Some of the examples of concern raised by the Commissioner in TA 2012/7 surrounding LRBAs suggest individuals are either:

  • oblivious to the appropriate legislative provisions; or
  • not seeking the appropriate advice prior to entering into the property acquisition.

Of most interest from the features that concern the Commissioner, was the following statement:

“The trustee of the holding trust is not in existence and the holding trust is not established at the time the contract to acquire the asset is signed” [Arrangement 1, item (c)]

Whilst this may be a true statement for some state jurisdictions, this is not necessarily the case across all States and Territories of Australia.  For example, Victoria’s conveyancing and stamp duty laws do not prohibit nor penalise parties when they incorporate and establish a Trust in contemplation of being the nominated party for a property transaction that is already on foot.  It is commonplace in Victoria for parties to be nominated to complete a property acquisition to which they were not the original party. Usually, the initial Contract of Sale provides a nomination provision. If this is not the case, there is a statutory provision that enables a nomination of the purchaser of a property in Victoria within 14 days of the date of settlement.  Any nomination is subject to the nominated party completing the transaction. If this not be the case the original purchaser is still liable to settle.

Additionally there is no stamp duty penalty if there is a nomination of a substituted purchaser that does not equate to a second sale.

The fact that the Custodial Trustee and the Bare Trust has not been established prior to the execution of the Contract for the property that is eventually acquired by the SMSF as law would be irrelevant in Victoria.

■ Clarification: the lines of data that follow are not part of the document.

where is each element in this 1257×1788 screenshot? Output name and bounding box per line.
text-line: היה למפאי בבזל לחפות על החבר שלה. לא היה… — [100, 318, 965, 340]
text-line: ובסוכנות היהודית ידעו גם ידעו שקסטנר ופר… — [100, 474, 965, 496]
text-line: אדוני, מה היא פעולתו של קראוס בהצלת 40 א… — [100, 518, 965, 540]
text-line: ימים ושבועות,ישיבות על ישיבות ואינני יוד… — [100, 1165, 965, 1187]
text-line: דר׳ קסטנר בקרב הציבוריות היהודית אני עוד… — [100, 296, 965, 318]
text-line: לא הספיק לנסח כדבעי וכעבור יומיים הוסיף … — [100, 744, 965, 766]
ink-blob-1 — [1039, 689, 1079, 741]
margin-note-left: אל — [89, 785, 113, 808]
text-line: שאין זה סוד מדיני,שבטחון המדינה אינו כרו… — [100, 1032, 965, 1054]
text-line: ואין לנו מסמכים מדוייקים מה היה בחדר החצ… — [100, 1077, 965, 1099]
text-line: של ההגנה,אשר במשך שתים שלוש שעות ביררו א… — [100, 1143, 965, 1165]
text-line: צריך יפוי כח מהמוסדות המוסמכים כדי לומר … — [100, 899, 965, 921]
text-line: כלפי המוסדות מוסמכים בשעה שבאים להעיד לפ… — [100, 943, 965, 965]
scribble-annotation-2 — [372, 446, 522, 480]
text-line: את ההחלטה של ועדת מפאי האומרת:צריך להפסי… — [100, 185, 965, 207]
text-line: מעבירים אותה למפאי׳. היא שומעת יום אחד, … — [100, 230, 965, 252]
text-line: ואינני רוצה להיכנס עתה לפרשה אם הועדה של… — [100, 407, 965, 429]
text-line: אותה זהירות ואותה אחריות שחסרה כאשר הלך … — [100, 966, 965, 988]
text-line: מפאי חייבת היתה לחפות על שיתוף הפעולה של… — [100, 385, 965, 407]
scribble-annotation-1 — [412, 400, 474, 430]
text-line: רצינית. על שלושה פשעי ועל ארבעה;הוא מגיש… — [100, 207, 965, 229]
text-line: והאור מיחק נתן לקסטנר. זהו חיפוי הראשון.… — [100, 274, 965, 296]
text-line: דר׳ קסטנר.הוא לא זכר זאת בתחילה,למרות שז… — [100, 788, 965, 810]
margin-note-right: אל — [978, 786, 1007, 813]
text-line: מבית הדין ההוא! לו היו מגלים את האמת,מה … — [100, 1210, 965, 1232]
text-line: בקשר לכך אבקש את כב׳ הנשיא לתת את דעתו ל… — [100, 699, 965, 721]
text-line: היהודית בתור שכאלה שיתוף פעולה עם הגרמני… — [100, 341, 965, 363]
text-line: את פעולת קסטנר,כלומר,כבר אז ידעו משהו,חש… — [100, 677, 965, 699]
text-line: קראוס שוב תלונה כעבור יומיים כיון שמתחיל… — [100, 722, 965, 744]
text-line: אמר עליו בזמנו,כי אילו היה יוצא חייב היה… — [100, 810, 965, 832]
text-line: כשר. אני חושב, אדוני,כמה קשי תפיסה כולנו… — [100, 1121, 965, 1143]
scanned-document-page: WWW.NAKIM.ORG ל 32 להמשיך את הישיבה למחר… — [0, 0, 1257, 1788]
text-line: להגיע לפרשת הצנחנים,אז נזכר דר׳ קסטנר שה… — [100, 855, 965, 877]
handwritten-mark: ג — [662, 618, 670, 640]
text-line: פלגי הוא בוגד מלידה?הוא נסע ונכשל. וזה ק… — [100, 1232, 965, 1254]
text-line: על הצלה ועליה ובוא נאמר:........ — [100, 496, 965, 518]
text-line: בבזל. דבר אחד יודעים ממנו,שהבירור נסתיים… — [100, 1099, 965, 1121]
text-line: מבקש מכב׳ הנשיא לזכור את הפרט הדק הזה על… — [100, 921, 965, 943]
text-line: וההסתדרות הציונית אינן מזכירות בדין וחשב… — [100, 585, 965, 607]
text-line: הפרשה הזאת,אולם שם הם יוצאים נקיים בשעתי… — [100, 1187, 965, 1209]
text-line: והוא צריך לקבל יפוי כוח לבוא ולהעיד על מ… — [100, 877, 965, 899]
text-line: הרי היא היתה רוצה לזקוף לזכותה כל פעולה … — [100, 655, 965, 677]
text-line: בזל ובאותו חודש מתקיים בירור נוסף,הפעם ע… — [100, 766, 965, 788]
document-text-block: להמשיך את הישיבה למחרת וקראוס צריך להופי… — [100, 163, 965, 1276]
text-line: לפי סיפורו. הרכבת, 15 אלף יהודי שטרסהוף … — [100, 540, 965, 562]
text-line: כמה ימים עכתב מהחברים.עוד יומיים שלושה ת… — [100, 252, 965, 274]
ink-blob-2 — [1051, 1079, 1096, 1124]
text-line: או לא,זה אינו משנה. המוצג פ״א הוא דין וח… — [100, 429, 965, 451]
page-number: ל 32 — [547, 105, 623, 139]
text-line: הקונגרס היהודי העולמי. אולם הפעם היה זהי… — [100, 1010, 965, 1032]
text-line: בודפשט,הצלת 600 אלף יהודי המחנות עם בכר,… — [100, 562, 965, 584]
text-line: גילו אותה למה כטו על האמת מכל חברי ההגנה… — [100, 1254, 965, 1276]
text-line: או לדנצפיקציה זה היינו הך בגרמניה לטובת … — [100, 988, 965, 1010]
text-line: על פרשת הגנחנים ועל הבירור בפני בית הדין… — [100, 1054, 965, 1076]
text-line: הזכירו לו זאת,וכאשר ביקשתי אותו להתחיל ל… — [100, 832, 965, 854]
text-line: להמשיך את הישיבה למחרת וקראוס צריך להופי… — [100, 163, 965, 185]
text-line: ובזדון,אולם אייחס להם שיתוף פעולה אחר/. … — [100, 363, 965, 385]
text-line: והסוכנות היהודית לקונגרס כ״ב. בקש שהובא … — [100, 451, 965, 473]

With a LRBA via nomination adhering to all of the provisions of section 67A & 67B of the SIS Act, it is difficult to determine what offends SIS or the ATO in respect of such arrangements?

The prohibition described by the ATO where the Custodial Trustee and the Bare/Holding Trust has not been established prior to the execution of the contract may in fact offend some State stamp duty provisions that would lead to double Stamp Duty.

The “lore” described by the ATO where the Custodial Trustee and the Bare Trust has not been established prior to the execution of the Contract may not be found offensive in Victoria.  I would submit that the Victorian courts would question the ATO’s motives by making such a statement.

Only time will tell, but invariably frightened parties will shy away from when a good real estate investment opportunity presents itself to a SMSF.